Somente voltaria a ter contato com o antigo colega de Ginásio e companheiro de atividades no Grêmio SALCEM numa passagem por Curitiba, dois anos depois, aonde ele já cursava Direito na Universidade Federal do Paraná e eu prestava um dos meus inumeráveis concursos vestibulares em escolas federais de medicina.  Aliás, não foi mero contato, ele me hospedou por cerca de uma semana, com toda lhaneza e alegria que nele transbordava. Sua casa em Curitiba, na Rua Duque de Caxias, 47, era uma verdadeira Embaixada de Muzambinho, que recebia, abrigava e encaminhava os emigrantes muzambinhenses. Meu irmão, Milton Vânius de Almeida Lima, radicado em Curitiba há mais de 50 anos, foi ajudado por Adônis em todos os sentidos. Melhor seria o leitor deste semanário acessar o “Facebook” e clicar naquela “lupinha” que aparece quando você abre o começo da sua página nessa rede social, digitar publicação do Milton (nome completo) sobre Adônis Galileu dos Santos, de 22 de julho de 2020, a qual contém o depoimento pessoal do meu mano, com dezenas de variados comentários acerca de tão notável personalidade, e quase duas centenas de curtidas. Posso acrescentar que não fomos somente eu e meu irmão os beneficiários de Adônis. Com a ajuda do Milton lembro: os irmãos Moraci (nosso companheiro de Grêmio, já falecido), José Sobrinho (economista) e Bolívar; o Iran Vieira (odontólogo, que é irmão de Vonzico, Ivan e Dr.Ivonaldo); o apresentador esportivo de TV, Milton Neves; os irmãos Gonçalves, tios do nosso pré-candidato a Prefeito, Murilo Bueno Gonçalves, especificamente, o Nélio (hj em MZB), o Luís Alberto (advogado) e João “Rato” (economista); além de Laércio (de Sta. Rita de Caldas, agrônomo). Como se vê o nosso amigo Adônis foi de fato um benfeitor, não somente neste sentido, mas em obras sociais desenvolvidas na religião Espírita e na Loja Maçônica Apóstolos da Caridade, de Curitiba, da qual era integrante e que lhe prestou homenagem póstuma em 28/7/2020, cujo texto foi publicado à página 8 d’A Folha Regional, de 31 do mês passado.

MUZAMBINHO e ESTE JORNAL não poderiam lhe faltar com algumas destas lembranças nem com o sentido abraço de consternação a todos seus familiares, neste momento de luto pela morte de Adônis, especialmente aos irmãos que lhe sobrevivem: o Dr. Adjahyr dos Santos (Grande Curitiba), Dr.Ailton (São Paulo), Anilce, Armando Santos e Dr.Arnaldo Wágner, estes três em Muzambinho.

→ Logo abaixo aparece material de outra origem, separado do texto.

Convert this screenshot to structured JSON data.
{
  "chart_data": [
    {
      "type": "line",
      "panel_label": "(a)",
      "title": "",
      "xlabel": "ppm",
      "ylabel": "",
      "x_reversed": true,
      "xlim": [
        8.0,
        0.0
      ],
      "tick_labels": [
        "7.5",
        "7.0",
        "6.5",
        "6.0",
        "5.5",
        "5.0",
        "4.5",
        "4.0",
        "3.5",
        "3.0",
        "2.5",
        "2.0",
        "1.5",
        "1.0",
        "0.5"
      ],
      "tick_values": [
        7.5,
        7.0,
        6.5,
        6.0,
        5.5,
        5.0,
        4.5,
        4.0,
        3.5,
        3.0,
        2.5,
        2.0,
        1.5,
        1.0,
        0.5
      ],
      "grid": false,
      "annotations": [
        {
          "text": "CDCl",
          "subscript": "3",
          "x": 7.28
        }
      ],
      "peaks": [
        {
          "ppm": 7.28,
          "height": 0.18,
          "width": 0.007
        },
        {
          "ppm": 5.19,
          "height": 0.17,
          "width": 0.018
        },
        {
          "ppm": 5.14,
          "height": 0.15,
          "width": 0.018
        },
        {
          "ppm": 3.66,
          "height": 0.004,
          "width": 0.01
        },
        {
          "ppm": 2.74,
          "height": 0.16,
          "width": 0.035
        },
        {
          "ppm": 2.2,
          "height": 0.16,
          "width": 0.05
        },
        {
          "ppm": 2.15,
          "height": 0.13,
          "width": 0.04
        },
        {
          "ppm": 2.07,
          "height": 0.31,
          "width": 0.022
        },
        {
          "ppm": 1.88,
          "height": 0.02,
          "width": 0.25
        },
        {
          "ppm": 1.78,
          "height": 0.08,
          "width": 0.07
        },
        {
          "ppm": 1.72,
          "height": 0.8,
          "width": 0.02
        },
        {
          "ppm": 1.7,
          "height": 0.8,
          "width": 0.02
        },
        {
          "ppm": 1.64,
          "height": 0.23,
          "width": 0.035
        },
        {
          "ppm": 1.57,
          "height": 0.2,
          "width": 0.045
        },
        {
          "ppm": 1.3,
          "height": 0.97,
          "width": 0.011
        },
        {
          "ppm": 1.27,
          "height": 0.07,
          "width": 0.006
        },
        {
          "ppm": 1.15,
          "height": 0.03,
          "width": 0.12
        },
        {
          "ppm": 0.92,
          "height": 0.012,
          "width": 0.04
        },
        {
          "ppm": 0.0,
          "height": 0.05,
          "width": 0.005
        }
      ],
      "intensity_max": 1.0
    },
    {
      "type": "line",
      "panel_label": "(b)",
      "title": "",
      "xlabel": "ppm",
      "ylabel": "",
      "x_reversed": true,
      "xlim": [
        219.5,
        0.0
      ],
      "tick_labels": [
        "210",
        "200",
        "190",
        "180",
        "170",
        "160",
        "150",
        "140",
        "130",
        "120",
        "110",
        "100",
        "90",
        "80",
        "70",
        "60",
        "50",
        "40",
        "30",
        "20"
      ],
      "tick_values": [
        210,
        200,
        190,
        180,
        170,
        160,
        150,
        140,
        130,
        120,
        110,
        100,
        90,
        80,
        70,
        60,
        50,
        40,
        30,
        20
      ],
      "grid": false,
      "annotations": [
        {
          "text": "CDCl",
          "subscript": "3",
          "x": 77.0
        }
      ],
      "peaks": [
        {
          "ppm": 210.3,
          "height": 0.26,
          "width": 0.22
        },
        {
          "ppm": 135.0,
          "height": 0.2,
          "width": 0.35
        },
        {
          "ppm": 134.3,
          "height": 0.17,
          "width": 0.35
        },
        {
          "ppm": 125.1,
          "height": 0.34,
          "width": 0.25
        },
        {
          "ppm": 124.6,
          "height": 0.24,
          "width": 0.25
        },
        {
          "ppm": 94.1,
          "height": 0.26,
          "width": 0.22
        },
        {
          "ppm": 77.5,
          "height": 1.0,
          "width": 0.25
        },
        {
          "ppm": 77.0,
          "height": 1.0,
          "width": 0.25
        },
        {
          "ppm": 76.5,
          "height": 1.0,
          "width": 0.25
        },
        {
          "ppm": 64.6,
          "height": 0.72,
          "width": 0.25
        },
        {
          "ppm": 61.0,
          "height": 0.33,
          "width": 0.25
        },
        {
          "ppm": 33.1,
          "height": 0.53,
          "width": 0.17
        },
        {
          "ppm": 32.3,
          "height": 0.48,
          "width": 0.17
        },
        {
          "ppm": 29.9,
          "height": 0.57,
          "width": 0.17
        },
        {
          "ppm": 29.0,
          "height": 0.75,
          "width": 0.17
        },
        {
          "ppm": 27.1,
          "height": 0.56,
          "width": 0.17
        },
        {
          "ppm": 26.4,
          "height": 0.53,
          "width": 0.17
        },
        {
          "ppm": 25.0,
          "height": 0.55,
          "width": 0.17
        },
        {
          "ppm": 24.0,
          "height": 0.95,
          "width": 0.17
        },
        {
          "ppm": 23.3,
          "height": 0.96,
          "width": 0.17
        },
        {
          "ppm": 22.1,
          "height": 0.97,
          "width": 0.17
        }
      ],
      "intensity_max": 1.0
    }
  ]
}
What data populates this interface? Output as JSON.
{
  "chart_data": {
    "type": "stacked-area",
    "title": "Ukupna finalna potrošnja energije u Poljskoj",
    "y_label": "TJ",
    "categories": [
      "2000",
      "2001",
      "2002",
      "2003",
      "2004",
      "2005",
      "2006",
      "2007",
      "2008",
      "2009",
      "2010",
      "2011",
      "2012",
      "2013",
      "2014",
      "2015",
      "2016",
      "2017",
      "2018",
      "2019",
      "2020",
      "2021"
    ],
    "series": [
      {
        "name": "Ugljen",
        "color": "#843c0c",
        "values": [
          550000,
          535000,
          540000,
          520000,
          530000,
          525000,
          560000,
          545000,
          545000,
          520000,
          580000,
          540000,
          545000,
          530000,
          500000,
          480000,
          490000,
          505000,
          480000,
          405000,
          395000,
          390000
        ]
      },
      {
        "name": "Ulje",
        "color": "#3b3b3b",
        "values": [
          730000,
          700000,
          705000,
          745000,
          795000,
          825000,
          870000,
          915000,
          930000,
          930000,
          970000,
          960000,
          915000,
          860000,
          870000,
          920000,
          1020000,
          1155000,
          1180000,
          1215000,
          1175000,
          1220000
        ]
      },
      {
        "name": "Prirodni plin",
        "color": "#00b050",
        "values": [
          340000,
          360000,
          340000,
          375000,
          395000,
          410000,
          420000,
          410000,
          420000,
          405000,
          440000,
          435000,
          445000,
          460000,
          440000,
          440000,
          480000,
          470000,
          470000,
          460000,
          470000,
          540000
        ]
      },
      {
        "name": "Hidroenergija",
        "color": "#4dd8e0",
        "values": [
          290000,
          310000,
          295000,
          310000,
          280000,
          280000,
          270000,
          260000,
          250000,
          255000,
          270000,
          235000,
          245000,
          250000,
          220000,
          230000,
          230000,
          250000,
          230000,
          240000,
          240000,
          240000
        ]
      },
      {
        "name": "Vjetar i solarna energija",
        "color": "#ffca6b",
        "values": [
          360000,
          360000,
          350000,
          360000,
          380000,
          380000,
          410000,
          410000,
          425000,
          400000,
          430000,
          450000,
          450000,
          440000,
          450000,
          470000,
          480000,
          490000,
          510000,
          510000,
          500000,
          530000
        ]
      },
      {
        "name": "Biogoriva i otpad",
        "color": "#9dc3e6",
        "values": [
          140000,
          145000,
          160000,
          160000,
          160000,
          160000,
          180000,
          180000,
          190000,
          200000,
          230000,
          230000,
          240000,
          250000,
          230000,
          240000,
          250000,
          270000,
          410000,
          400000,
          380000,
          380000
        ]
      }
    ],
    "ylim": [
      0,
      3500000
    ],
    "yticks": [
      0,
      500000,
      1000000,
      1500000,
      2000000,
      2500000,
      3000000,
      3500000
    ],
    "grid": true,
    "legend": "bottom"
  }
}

A todos os leitores, conclamo-os à realidade, utilizando os versos finais da poesia Vida e Morte, de Adalete Nunes Carvalho Lima, minha mulher: “Cá no topo bem aqui na divisa / A vida e a morte quase se resvalam / A morte fica na espreita da vida / Enquanto a vida os sonhos embala.

Sinto muito, Adônis, que o tumulto da vida e os caminhos divergentes dos nossos destinos e atividades, não me tenham podido lhe dizer tudo aquilo que aqui expressei nem que pudéssemos ter nos comunicado com uma frequência ao menos razoável. Perdão.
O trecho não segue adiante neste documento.